Confront her! Running to HR or management makes you look weak and pathetic, and it may make them have second thoughts about your working pattern.

Fuck off! The op is recovering from cancer

AncientMariner · 28/10/2022 23:27

user29 · 28/10/2022 21:26

I think she is entitled to voice her concerns , which don't sound unfounded to me

Confront her! Running to HR or management makes you look weak and pathetic, and it may make them have second thoughts about your working pattern.

Jesus wept. Just no. To all of this!

Just talk to your line manager OP. If you don't want to complain directly then just ask their advice on how to deal with it, and go from there.

Personally I wouldn't take the advice of those recommending you confront your colleague.

Brigante9 · 28/10/2022 23:27

How good are you at confrontation? You can either pull her up on it or go the formal route and go to HR-my favourite option. Your manager needs to know she’s bullying you regardless and needs to give her a warning.

LoveBluey · 28/10/2022 23:30

Obviously you have a very valid reason but it actually doesn't matter in the slightest why you have the afternoons off.
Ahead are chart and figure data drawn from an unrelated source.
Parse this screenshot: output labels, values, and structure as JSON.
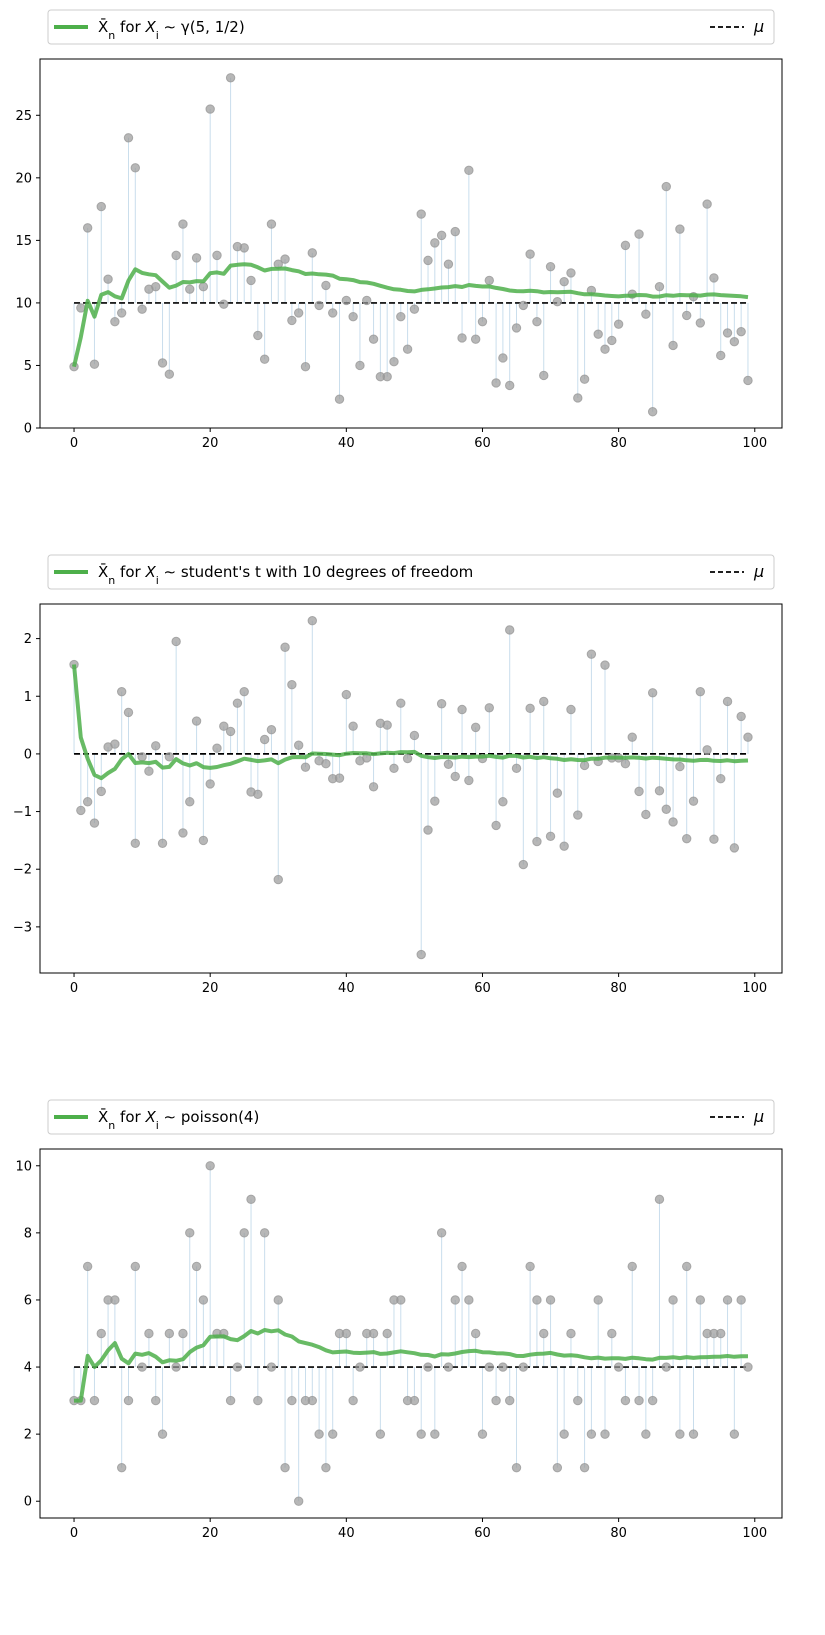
{
  "figure": {
    "legend_mu_label": "μ",
    "legend_prefix": "X̄",
    "legend_sub_n": "n",
    "legend_middle": " for ",
    "legend_xi": "X",
    "legend_sub_i": "i",
    "legend_tilde": " ∼ ",
    "colors": {
      "running_mean": "#4daf4a",
      "samples": "#999999",
      "stems": "#a6c8e0",
      "mu_line": "#000000"
    }
  },
  "chart_data": [
    {
      "type": "scatter",
      "distribution_label": "γ(5, 1/2)",
      "mu": 10,
      "xlim": [
        -5,
        104
      ],
      "ylim": [
        0,
        29.5
      ],
      "xticks": [
        0,
        20,
        40,
        60,
        80,
        100
      ],
      "yticks": [
        0,
        5,
        10,
        15,
        20,
        25
      ],
      "legend": {
        "series": "running mean",
        "reference": "μ",
        "placement": "top"
      },
      "samples": [
        4.9,
        9.6,
        16.0,
        5.1,
        17.7,
        11.9,
        8.5,
        9.2,
        23.2,
        20.8,
        9.5,
        11.1,
        11.3,
        5.2,
        4.3,
        13.8,
        16.3,
        11.1,
        13.6,
        11.3,
        25.5,
        13.8,
        9.9,
        28.0,
        14.5,
        14.4,
        11.8,
        7.4,
        5.5,
        16.3,
        13.1,
        13.5,
        8.6,
        9.2,
        4.9,
        14.0,
        9.8,
        11.4,
        9.2,
        2.3,
        10.2,
        8.9,
        5.0,
        10.2,
        7.1,
        4.1,
        4.1,
        5.3,
        8.9,
        6.3,
        9.5,
        17.1,
        13.4,
        14.8,
        15.4,
        13.1,
        15.7,
        7.2,
        20.6,
        7.1,
        8.5,
        11.8,
        3.6,
        5.6,
        3.4,
        8.0,
        9.8,
        13.9,
        8.5,
        4.2,
        12.9,
        10.1,
        11.7,
        12.4,
        2.4,
        3.9,
        11.0,
        7.5,
        6.3,
        7.0,
        8.3,
        14.6,
        10.7,
        15.5,
        9.1,
        1.3,
        11.3,
        19.3,
        6.6,
        15.9,
        9.0,
        10.5,
        8.4,
        17.9,
        12.0,
        5.8,
        7.6,
        6.9,
        7.7,
        3.8
      ]
    },
    {
      "type": "scatter",
      "distribution_label": "student's t with 10 degrees of freedom",
      "mu": 0,
      "xlim": [
        -5,
        104
      ],
      "ylim": [
        -3.8,
        2.6
      ],
      "xticks": [
        0,
        20,
        40,
        60,
        80,
        100
      ],
      "yticks": [
        -3,
        -2,
        -1,
        0,
        1,
        2
      ],
      "legend": {
        "series": "running mean",
        "reference": "μ",
        "placement": "top"
      },
      "samples": [
        1.55,
        -0.98,
        -0.83,
        -1.2,
        -0.65,
        0.12,
        0.17,
        1.08,
        0.72,
        -1.55,
        -0.05,
        -0.3,
        0.14,
        -1.55,
        -0.05,
        1.95,
        -1.37,
        -0.83,
        0.57,
        -1.5,
        -0.52,
        0.1,
        0.48,
        0.39,
        0.88,
        1.08,
        -0.66,
        -0.7,
        0.25,
        0.42,
        -2.18,
        1.85,
        1.2,
        0.15,
        -0.23,
        2.31,
        -0.12,
        -0.17,
        -0.43,
        -0.42,
        1.03,
        0.48,
        -0.12,
        -0.07,
        -0.57,
        0.53,
        0.5,
        -0.25,
        0.88,
        -0.08,
        0.32,
        -3.48,
        -1.32,
        -0.82,
        0.87,
        -0.18,
        -0.39,
        0.77,
        -0.46,
        0.46,
        -0.08,
        0.8,
        -1.24,
        -0.83,
        2.15,
        -0.25,
        -1.92,
        0.79,
        -1.52,
        0.91,
        -1.43,
        -0.68,
        -1.6,
        0.77,
        -1.06,
        -0.2,
        1.73,
        -0.13,
        1.54,
        -0.07,
        -0.07,
        -0.17,
        0.29,
        -0.65,
        -1.05,
        1.06,
        -0.64,
        -0.96,
        -1.18,
        -0.22,
        -1.47,
        -0.82,
        1.08,
        0.07,
        -1.48,
        -0.43,
        0.91,
        -1.63,
        0.65,
        0.29
      ]
    },
    {
      "type": "scatter",
      "distribution_label": "poisson(4)",
      "mu": 4,
      "xlim": [
        -5,
        104
      ],
      "ylim": [
        -0.5,
        10.5
      ],
      "xticks": [
        0,
        20,
        40,
        60,
        80,
        100
      ],
      "yticks": [
        0,
        2,
        4,
        6,
        8,
        10
      ],
      "legend": {
        "series": "running mean",
        "reference": "μ",
        "placement": "top"
      },
      "samples": [
        3,
        3,
        7,
        3,
        5,
        6,
        6,
        1,
        3,
        7,
        4,
        5,
        3,
        2,
        5,
        4,
        5,
        8,
        7,
        6,
        10,
        5,
        5,
        3,
        4,
        8,
        9,
        3,
        8,
        4,
        6,
        1,
        3,
        0,
        3,
        3,
        2,
        1,
        2,
        5,
        5,
        3,
        4,
        5,
        5,
        2,
        5,
        6,
        6,
        3,
        3,
        2,
        4,
        2,
        8,
        4,
        6,
        7,
        6,
        5,
        2,
        4,
        3,
        4,
        3,
        1,
        4,
        7,
        6,
        5,
        6,
        1,
        2,
        5,
        3,
        1,
        2,
        6,
        2,
        5,
        4,
        3,
        7,
        3,
        2,
        3,
        9,
        4,
        6,
        2,
        7,
        2,
        6,
        5,
        5,
        5,
        6,
        2,
        6,
        4
      ]
    }
  ]
}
The fact is it has been agreed by your manager.
You could have childcare or other caring responsibilities or be going home to tend to your vegetable patch, catch up on your stamp collecting or simply watch daytime tv and nap on the sofa. The reason is irrelevant if part time hours have been agreed that's between you and management /HR and nobody else's business.
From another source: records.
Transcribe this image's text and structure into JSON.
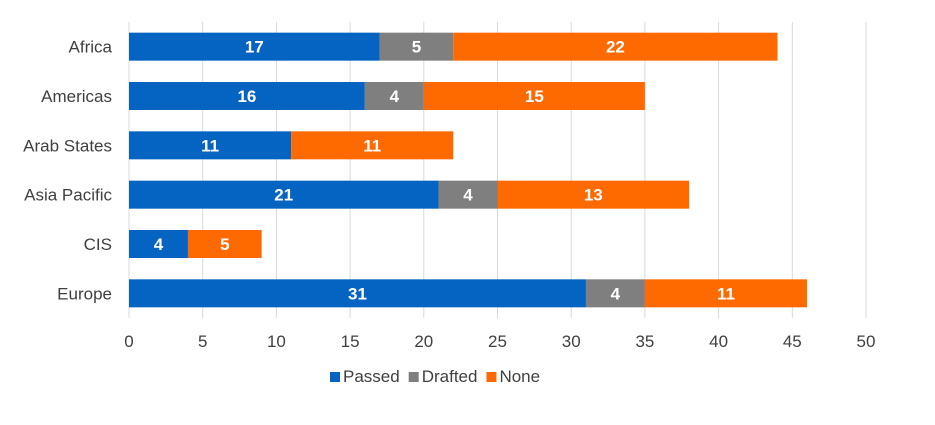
{
  "chart_data": {
    "type": "bar",
    "orientation": "horizontal",
    "stacked": true,
    "categories": [
      "Africa",
      "Americas",
      "Arab States",
      "Asia Pacific",
      "CIS",
      "Europe"
    ],
    "series": [
      {
        "name": "Passed",
        "color": "#0563c1",
        "values": [
          17,
          16,
          11,
          21,
          4,
          31
        ]
      },
      {
        "name": "Drafted",
        "color": "#7f7f7f",
        "values": [
          5,
          4,
          0,
          4,
          0,
          4
        ]
      },
      {
        "name": "None",
        "color": "#ff6a00",
        "values": [
          22,
          15,
          11,
          13,
          5,
          11
        ]
      }
    ],
    "xlim": [
      0,
      50
    ],
    "xticks": [
      "0",
      "5",
      "10",
      "15",
      "20",
      "25",
      "30",
      "35",
      "40",
      "45",
      "50"
    ],
    "grid": true,
    "legend_position": "bottom",
    "data_labels": true
  }
}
PinkFrogss · 28/10/2022 23:35

Have you posted this before OP? I recall similar threads, in which case this situation has continued for a number of months and you need to talk to your manager and HR

Jalepenojello · 28/10/2022 23:38

It is bullying , absolutely report. Your health and work contract are none of her business at all.

minou123 · 28/10/2022 23:40

Do not confront her or challange her.
It will end badly.
She is the type of person who will twist it and turn it into you bullying her.

Report to management, HR or Senior Management. This is bullying and has no place in the workplace.

I've seen this happen so many times in work. The colleague feels hard done by and rather accept that sometimes other people need reasonable adjustements, she goes for the easier option and attacks you.
Dont get drawn into arguing with her about it.

SezFrankly · 29/10/2022 10:31

She’s an immature little bitch and she needs a dose of reality. It doesn’t matter why you work half days, we are all entitled to flexible working arrangements and employers cannot unreasonably withhold approval. The fact you’ve been poorly only amplified the nastiness of this woman.

If she’s so jealous, she’s perfectly entitled to request afternoons off too. Report her, and then tell her to FO next time she tries this passive-aggressive nonsense. If it’s busy, then your employer can find another PT member of staff, her opinion about the rota is not your problem.

SezFrankly · 29/10/2022 10:32

LoveBluey · 28/10/2022 23:30

Obviously you have a very valid reason but it actually doesn't matter in the slightest why you have the afternoons off. The fact is it has been agreed by your manager.
You could have childcare or other caring responsibilities or be going home to tend to your vegetable patch, catch up on your stamp collecting or simply watch daytime tv and nap on the sofa. The reason is irrelevant if part time hours have been agreed that's between you and management /HR and nobody else's business.